Enfin, pour la philosophe Florence Burgat, l’enjeu n’est évidemment pas pédagogique : « ici l’Homme s’affirme dans sa différence absolue avec l’animal en décidant de sa mort ». Cela reflète également une lacune de l’enseignement en France : « Pourquoi veut-on absolument inculquer aux enfants que le rapport qu’ils doivent avoir avec les animaux qui sont des êtres sensibles c’est celui de l’animal mort ? Aujourd’hui, dans les cours d’Histoire ou dans les cours de science, on ne donne aucune place à l’animal ou uniquement à l’animal mort ».

Les associations de protection animale étudient actuellement les recours possibles à cette décision du Conseil d’État.

Commenter

  1. questeur 24/06/2016 à 11:00:27

    je pense que puisqu'il en est ainsi sur la décision, une seule souris par classe devrai être disséqué. le prof fait la manipulation (pour qu il y est un minimum de respect envers l'animale mort), il se film en direct et le retrasmet par video projecteur pour que tous les élèves puisse voir.

     

  2. Pixie30m 14/06/2016 à 20:43:08

    Je ne peux pas le croire ! Comment peut on faire ça ? Ces pauvres souris sont mortes dans j\'espère de bonnes conditions, car c\'est un minimum. Leur corps sera ouvert sans délicatesse, puis oublié. Il faut être malade pour faire ça.\nDisséquer une partie d\'un animal, c\'est déjà à vomir, mais il a été tué pour nous permettre de vivre. Ces souris seront juste tuée pour permettre à des dégénérés (car il faut l\'être pour faire ça) de faire ce qu\'ils pourraient faire sans.\nJ\'ai eu un hamster et quand je pense à ce qu\' on leur fait, j\'ai envie de vomir et de pleurer. 

  3. 100 24/04/2016 à 21:17:23

    ces politiciens véreux me donne honte d'être un humain : la pire des races terrestre ! 

  4. charles2ro@yahoo.com 23/04/2016 à 22:35:46

    Qui vole un oeuf vole un boeuf. Qui dissèque une souris apprend à  torturer un humain

  5. Sosso-05 20/04/2016 à 17:56:21

    Je ne savais pas que la dissection était interdite depuis décembre 2014... et pourtant l'année dernière en année de Seconde au lycée j'ai pourtant bien fait la dissection de la souris ! (Enfin moi je suis resté sur le côté en laissant ma camarade de classe faire tout le "travail" car pour moi il est impossible de faire cela, la souris est un animal comme l'être humain alors je ne vois pas pourquoi sa vie n'aurait aucune importance !)

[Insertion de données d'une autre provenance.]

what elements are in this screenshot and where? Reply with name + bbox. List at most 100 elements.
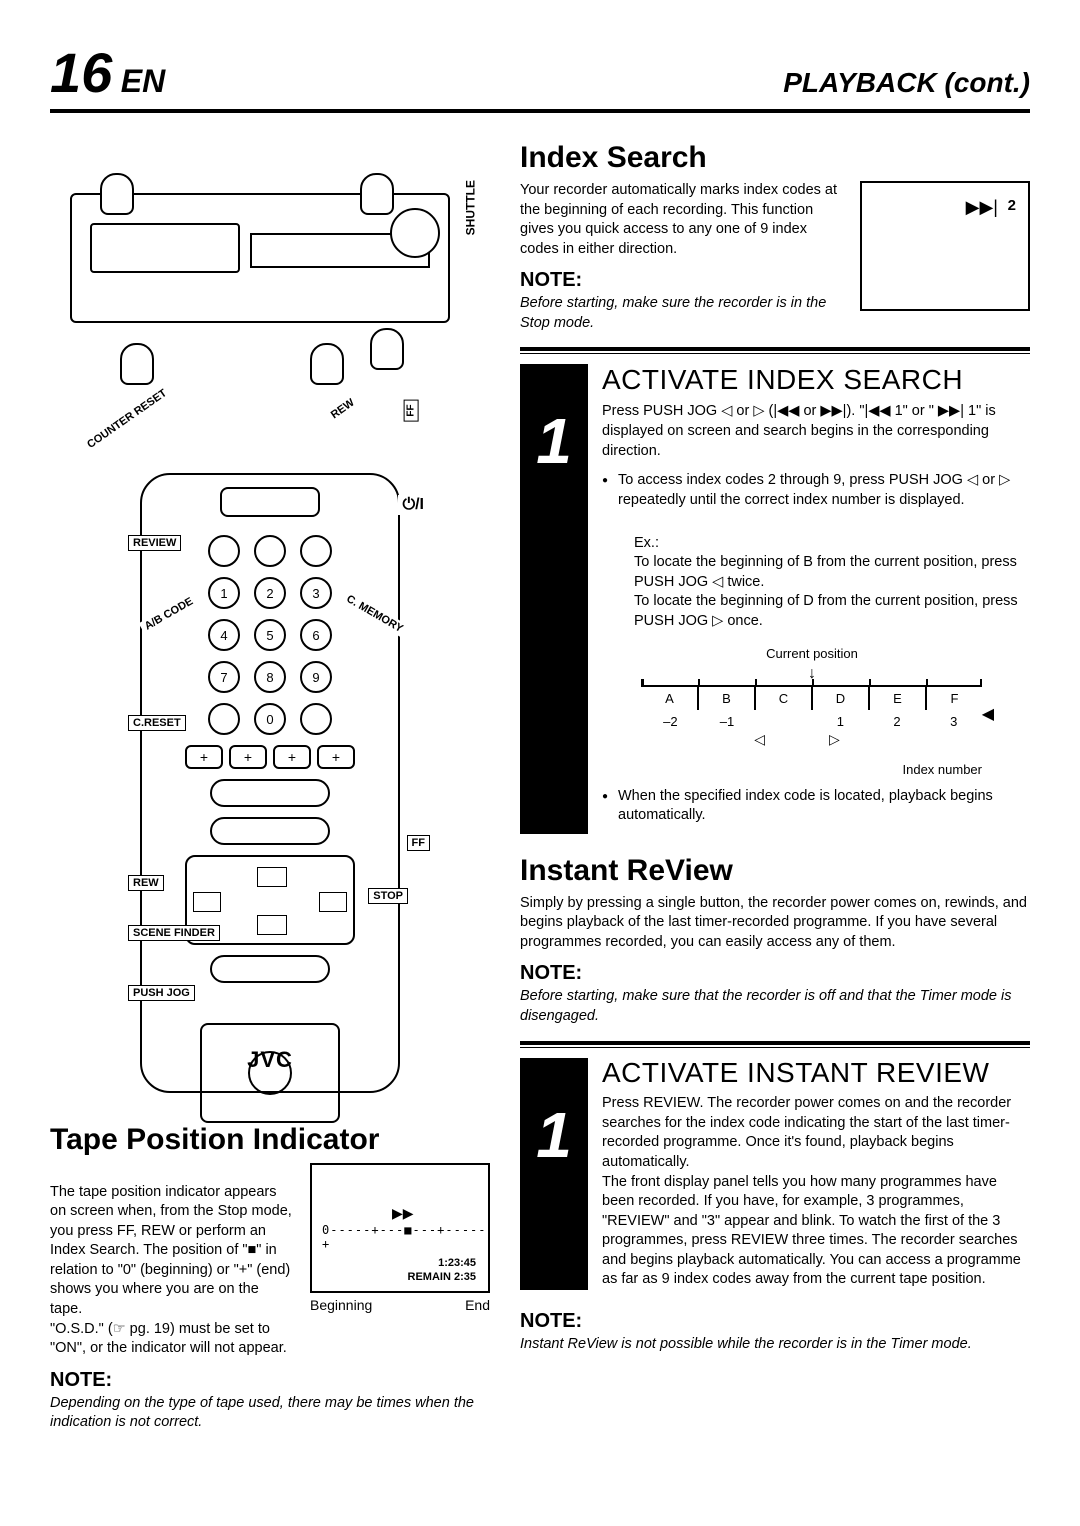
remote-num-button: 6 <box>300 619 332 651</box>
remote-num-button: 1 <box>208 577 240 609</box>
bullet-item: When the specified index code is located… <box>602 787 1030 826</box>
page-number: 16 <box>50 41 112 104</box>
divider <box>520 1047 1030 1048</box>
bullet-list: When the specified index code is located… <box>602 787 1030 826</box>
scene-finder-label: SCENE FINDER <box>128 925 220 941</box>
remote-num-button: 0 <box>254 703 286 735</box>
activate-review-step: 1 ACTIVATE INSTANT REVIEW Press REVIEW. … <box>520 1058 1030 1290</box>
step-number-col: 1 <box>520 1058 588 1290</box>
index-cell: D <box>813 687 870 710</box>
index-search-intro-row: Your recorder automatically marks index … <box>520 181 1030 333</box>
index-cell: C <box>756 687 813 710</box>
activate-review-note: Instant ReView is not possible while the… <box>520 1335 1030 1355</box>
tape-position-body: The tape position indicator appears on s… <box>50 1163 294 1359</box>
rew-label: REW <box>128 875 164 891</box>
push-jog-label: PUSH JOG <box>128 985 195 1001</box>
right-column: Index Search Your recorder automatically… <box>520 133 1030 1433</box>
hand-icon <box>120 343 154 385</box>
remote-num-button: 7 <box>208 661 240 693</box>
activate-review-body: Press REVIEW. The recorder power comes o… <box>602 1094 1030 1290</box>
hand-icon <box>100 173 134 215</box>
index-num: –2 <box>642 714 699 729</box>
remote-dpad <box>200 1023 340 1123</box>
tape-position-section: The tape position indicator appears on s… <box>50 1163 490 1359</box>
remote-num-button: 8 <box>254 661 286 693</box>
note-title: NOTE: <box>520 962 1030 985</box>
example-block: Ex.: To locate the beginning of B from t… <box>618 514 1030 631</box>
activate-index-title: ACTIVATE INDEX SEARCH <box>602 364 1030 396</box>
transport-ff-icon <box>319 892 347 912</box>
rew-label: REW <box>329 397 357 422</box>
remote-button <box>208 535 240 567</box>
remote-button: + <box>185 745 223 769</box>
current-position-label: Current position <box>642 646 982 661</box>
index-num: 3 <box>925 714 982 729</box>
step-number: 1 <box>536 1098 572 1172</box>
remote-num-button: 5 <box>254 619 286 651</box>
hand-icon <box>370 328 404 370</box>
remote-pill-button <box>210 817 330 845</box>
page-header: 16 EN PLAYBACK (cont.) <box>50 40 1030 113</box>
remote-pill-button <box>210 779 330 807</box>
index-num: –1 <box>699 714 756 729</box>
divider <box>520 347 1030 351</box>
counter-reset-label: COUNTER RESET <box>85 387 169 451</box>
step-content: ACTIVATE INSTANT REVIEW Press REVIEW. Th… <box>588 1058 1030 1290</box>
ff-label: FF <box>404 399 419 421</box>
remote-button <box>300 703 332 735</box>
page-section-title: PLAYBACK (cont.) <box>783 67 1030 99</box>
instant-review-note: Before starting, make sure that the reco… <box>520 987 1030 1026</box>
transport-rew-icon <box>193 892 221 912</box>
index-num: 2 <box>869 714 926 729</box>
remote-button: + <box>229 745 267 769</box>
index-diagram: Current position ↓ A B C D E F –2 –1 <box>642 646 982 777</box>
ff-skip-icon: ▶▶| <box>966 197 998 218</box>
instant-review-intro: Simply by pressing a single button, the … <box>520 894 1030 953</box>
step-number-col: 1 <box>520 364 588 833</box>
ff-label: FF <box>407 835 430 851</box>
tape-display-wrap: ▶▶ 0-----+---■---+-----+ 1:23:45 REMAIN … <box>310 1163 490 1359</box>
beginning-label: Beginning <box>310 1297 372 1313</box>
remote-button: + <box>273 745 311 769</box>
index-number: 2 <box>1008 197 1016 214</box>
remote-top-window <box>220 487 320 517</box>
index-search-note: Before starting, make sure the recorder … <box>520 294 840 333</box>
divider <box>520 353 1030 354</box>
hand-icon <box>310 343 344 385</box>
ff-icon: ▶▶ <box>392 1205 414 1222</box>
index-search-title: Index Search <box>520 141 1030 175</box>
tape-display: ▶▶ 0-----+---■---+-----+ 1:23:45 REMAIN … <box>310 1163 490 1293</box>
index-search-text: Your recorder automatically marks index … <box>520 181 840 259</box>
remote-num-button: 2 <box>254 577 286 609</box>
tape-remain: REMAIN 2:35 <box>408 1271 476 1283</box>
index-num: 1 <box>812 714 869 729</box>
remote-button: + <box>317 745 355 769</box>
step-number: 1 <box>536 404 572 478</box>
end-label: End <box>465 1297 490 1313</box>
remote-num-button: 3 <box>300 577 332 609</box>
index-numbers-row: –2 –1 1 2 3 <box>642 714 982 729</box>
left-column: SHUTTLE COUNTER RESET REW FF ⏻/I <box>50 133 490 1433</box>
ex-body: To locate the beginning of B from the cu… <box>634 554 1018 629</box>
bullet-item: To access index codes 2 through 9, press… <box>602 471 1030 632</box>
index-cell: B <box>699 687 756 710</box>
index-bar: A B C D E F <box>642 685 982 710</box>
activate-review-title: ACTIVATE INSTANT REVIEW <box>602 1058 1030 1089</box>
tape-time: 1:23:45 <box>438 1257 476 1269</box>
remote-num-button: 4 <box>208 619 240 651</box>
note-title: NOTE: <box>520 269 840 292</box>
index-num <box>755 714 812 729</box>
index-search-intro: Your recorder automatically marks index … <box>520 181 840 333</box>
tape-labels: Beginning End <box>310 1297 490 1313</box>
activate-index-body: Press PUSH JOG ◁ or ▷ (|◀◀ or ▶▶|). "|◀◀… <box>602 402 1030 461</box>
tape-position-title: Tape Position Indicator <box>50 1123 490 1157</box>
jog-arrows: ◁ ▷ <box>642 731 982 748</box>
bullet-text: To access index codes 2 through 9, press… <box>618 472 1010 508</box>
brand-label: JVC <box>142 1047 398 1073</box>
tape-note: Depending on the type of tape used, ther… <box>50 1394 490 1433</box>
page-lang: EN <box>121 63 165 99</box>
remote-illustration: ⏻/I 1 2 3 4 5 6 <box>140 473 400 1093</box>
divider <box>520 1041 1030 1045</box>
index-cell: A <box>642 687 699 710</box>
remote-button <box>300 535 332 567</box>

  6. marie100 20/04/2016 à 08:16:34

     J'ai 65ans ,au lycee je n'ai jamais pu faire ce genre d'exercice .Et cela m'a valu un zero et meme un blame.

    Mais mes parents m'ontdefendue et m'ont felicitee devant le conseil de discipline de mon refus de participer à cette barbarie.

    J'ai appris à mes enfants de faire de meme. Ainsi a ces heures de cours, non de barbarie, ils allaient à l'infirmerie.

    Et j'apprends que maintenant mes petits enfants ce sera la meme chose§

    Stop ca suffit, il faut changer de ministre de l'education!

    car ou est l'education dans  l'apprentissage de la cruaute???????

  7. auzoufrancoise@free.fr 19/04/2016 à 18:19:46

    Si une nouvelle pétition peut être utile, il faut l'initier, sinon que peut on faire ? 

  8. chouchougrisette 19/04/2016 à 17:18:54

    Parents refusez que vos enfants obeissent à ces bourreaux.

    Si vous acceptez cette barbarie, ne vous étonnez pas que , arrivés en fin devie vos enfants soient indifférent à votre vieillesse! ca ils n'auront pas appris la souffrance.

    Ma petite fille a une petite rate. elle a découvert l'intelligence de cette animale qui lui témoigne une veritable affection. Combien depersonne repousse ce type d'animal!  Dans notre famille nous connaissons bien le srats et nous les aimons beaucoup!!! pendant les vacances ma petite fille m'apportesa petite rate " lilou" qui me reconnait immédiatement et qui vient tout de suite faire un calin dans mon cou. Alors pitié pour ces animaux

  9. ced53 19/04/2016 à 16:53:20

    Décision Absolument lamentable!!

    Comment inculquer le respect de la vie à des jeunes qui, souvent, auraient besoin d'un recadrement sur les principes fondamentaux tel que le respect, la tolérance....

  10. gertrude94 19/04/2016 à 14:04:07

    Encore une super décision !  Après on s'étonne que les jeunes empoisonnent et torturent les animaux ! Bravo !    Si je comprends bien, pour découvrir le corps humain, on va faire quoi ?   Comme si étudier les souris pouvaient apporter quelque chose ?   ils ont assez d'outils pour découvrir le monde en 3D !!